Key Laboratory of Algal Biology, Institute of Hydrobiology, Chinese Academy of Sciences, Wuhan, 430072, China.
University of Chinese Academy of Sciences, Beijing, 100049, China.
Sci Rep. 2017 May 31;7(1):2573. doi: 10.1038/s41598-017-02812-y.
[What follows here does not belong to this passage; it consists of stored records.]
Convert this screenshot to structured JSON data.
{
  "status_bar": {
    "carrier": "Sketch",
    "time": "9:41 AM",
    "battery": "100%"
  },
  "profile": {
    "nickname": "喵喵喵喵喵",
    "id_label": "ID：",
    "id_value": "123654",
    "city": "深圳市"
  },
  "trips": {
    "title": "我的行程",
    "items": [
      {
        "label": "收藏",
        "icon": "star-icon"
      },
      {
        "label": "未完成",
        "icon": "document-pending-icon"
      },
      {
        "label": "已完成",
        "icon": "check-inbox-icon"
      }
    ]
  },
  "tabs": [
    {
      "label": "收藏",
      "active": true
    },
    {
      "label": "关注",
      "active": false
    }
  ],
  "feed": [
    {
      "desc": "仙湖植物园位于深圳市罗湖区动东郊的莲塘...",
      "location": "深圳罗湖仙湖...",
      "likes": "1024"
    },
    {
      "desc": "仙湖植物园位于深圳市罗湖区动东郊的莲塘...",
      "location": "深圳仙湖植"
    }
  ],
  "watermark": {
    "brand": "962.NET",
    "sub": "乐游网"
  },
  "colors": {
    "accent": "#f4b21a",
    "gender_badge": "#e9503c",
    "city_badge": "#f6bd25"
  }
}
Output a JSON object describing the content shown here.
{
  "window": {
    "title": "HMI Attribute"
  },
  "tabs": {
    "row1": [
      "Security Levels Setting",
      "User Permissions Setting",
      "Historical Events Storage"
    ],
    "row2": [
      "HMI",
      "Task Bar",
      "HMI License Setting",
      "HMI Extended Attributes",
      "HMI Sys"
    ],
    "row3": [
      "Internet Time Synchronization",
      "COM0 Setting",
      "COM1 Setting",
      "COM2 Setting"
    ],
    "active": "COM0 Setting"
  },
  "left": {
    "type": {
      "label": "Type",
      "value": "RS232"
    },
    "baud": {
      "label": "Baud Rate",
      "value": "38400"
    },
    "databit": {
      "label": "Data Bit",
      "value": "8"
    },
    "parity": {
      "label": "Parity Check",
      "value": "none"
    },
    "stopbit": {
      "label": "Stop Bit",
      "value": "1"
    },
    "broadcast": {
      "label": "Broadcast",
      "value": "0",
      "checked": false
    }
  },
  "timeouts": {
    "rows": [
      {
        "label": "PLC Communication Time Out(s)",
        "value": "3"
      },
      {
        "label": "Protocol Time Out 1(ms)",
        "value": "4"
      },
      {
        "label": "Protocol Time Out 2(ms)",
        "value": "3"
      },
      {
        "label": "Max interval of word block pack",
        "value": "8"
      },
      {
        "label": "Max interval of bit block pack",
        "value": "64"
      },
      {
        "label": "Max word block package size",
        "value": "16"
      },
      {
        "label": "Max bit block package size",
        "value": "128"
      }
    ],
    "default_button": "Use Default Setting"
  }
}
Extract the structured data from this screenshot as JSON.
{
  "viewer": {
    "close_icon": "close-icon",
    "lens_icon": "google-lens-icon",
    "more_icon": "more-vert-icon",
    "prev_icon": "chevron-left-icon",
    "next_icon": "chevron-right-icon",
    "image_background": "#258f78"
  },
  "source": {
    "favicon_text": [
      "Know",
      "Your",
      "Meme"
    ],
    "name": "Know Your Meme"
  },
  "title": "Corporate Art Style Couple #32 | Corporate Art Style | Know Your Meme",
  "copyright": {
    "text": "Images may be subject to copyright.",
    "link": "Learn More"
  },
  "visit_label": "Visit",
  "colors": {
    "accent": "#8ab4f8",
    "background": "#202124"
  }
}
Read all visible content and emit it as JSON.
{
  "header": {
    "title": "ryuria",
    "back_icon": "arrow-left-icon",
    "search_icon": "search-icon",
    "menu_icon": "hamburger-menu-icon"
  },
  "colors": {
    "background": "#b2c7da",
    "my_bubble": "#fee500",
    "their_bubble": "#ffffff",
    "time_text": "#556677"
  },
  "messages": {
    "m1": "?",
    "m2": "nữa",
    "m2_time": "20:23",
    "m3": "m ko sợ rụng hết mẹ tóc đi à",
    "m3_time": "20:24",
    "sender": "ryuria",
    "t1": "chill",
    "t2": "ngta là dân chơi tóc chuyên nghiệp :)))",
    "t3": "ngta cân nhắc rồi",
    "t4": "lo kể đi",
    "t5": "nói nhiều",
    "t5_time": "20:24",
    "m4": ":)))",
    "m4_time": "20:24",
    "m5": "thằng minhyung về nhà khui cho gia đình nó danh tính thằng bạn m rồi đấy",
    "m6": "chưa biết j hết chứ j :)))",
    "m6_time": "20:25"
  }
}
Biocrusts are model ecosystems of global change studies. However, light and non-rainfall water (NRW) were previously few considered. Different biocrust types further aggravated the inconsistence. So carbon-exchange of biocrusts (cyanobacteria crusts-AC1/AC2; cyanolichen crust-LC1; chlorolichen crust-LC2; moss crust-MC) utilizing NRW at various temperatures and light-intensities were determined under simulated and insitu mesocosm experiments. Carbon input of all biocrusts were negatively correlated with experimental temperature under all light-intensity with saturated water and stronger light with equivalent NRW, but positively correlated with temperature under weak light with equivalent NRW. LCPs and R/Pg of AC1 were lowest, followed in turn by AC2, LC2 and MC. Thus AC1 had most opportunities to use NRW, and 2.5 °C warming did cause significant changes of carbon exchange. Structural equation models further revealed that air-temperature was most important for carbon-exchange of ACs, but equally important as NRW for LC2 and MC; positive influence of warming on carbon-input in ACs was much stronger than the latter. Therefore, temperature effect on biocrust carbon-input depends on both moisture and light. Meanwhile, the role of NRW, transitional states between ACs, and obvious carbon-fixation differences between lichen crusts should be fully considered in the future study of biocrusts responding to climate change.
生物结皮是全球变化研究的模式生态系统。然而,先前很少考虑光和非降雨水(NRW)。不同的生物结皮类型进一步加剧了这种不一致性。因此,在模拟和原位中观实验下,利用不同温度和光照强度下的 NRW ,确定了生物结皮(蓝藻结皮-AC1/AC2;蓝藻地衣结皮-LC1;绿藻地衣结皮-LC2;苔藓结皮-MC)的碳交换。在所有光照强度和饱和水条件下,所有生物结皮的碳输入均与实验温度呈负相关,而在等量 NRW 和较弱光照条件下,与温度呈正相关。AC1 的 LCP 和 R/Pg 最低,其次是 AC2、LC2 和 MC。因此,AC1 有更多的机会利用 NRW,并且 2.5°C 的升温确实会导致碳交换发生显著变化。结构方程模型进一步表明,空气温度对 AC 碳交换最重要,但对 LC2 和 MC 与 NRW 同等重要;升温对 AC 碳输入的积极影响远强于后者。因此,温度对生物结皮碳输入的影响取决于水分和光照。同时,在未来研究生物结皮对气候变化的响应时,应充分考虑 NRW 的作用、AC 之间的过渡状态以及地衣结皮明显的固碳差异。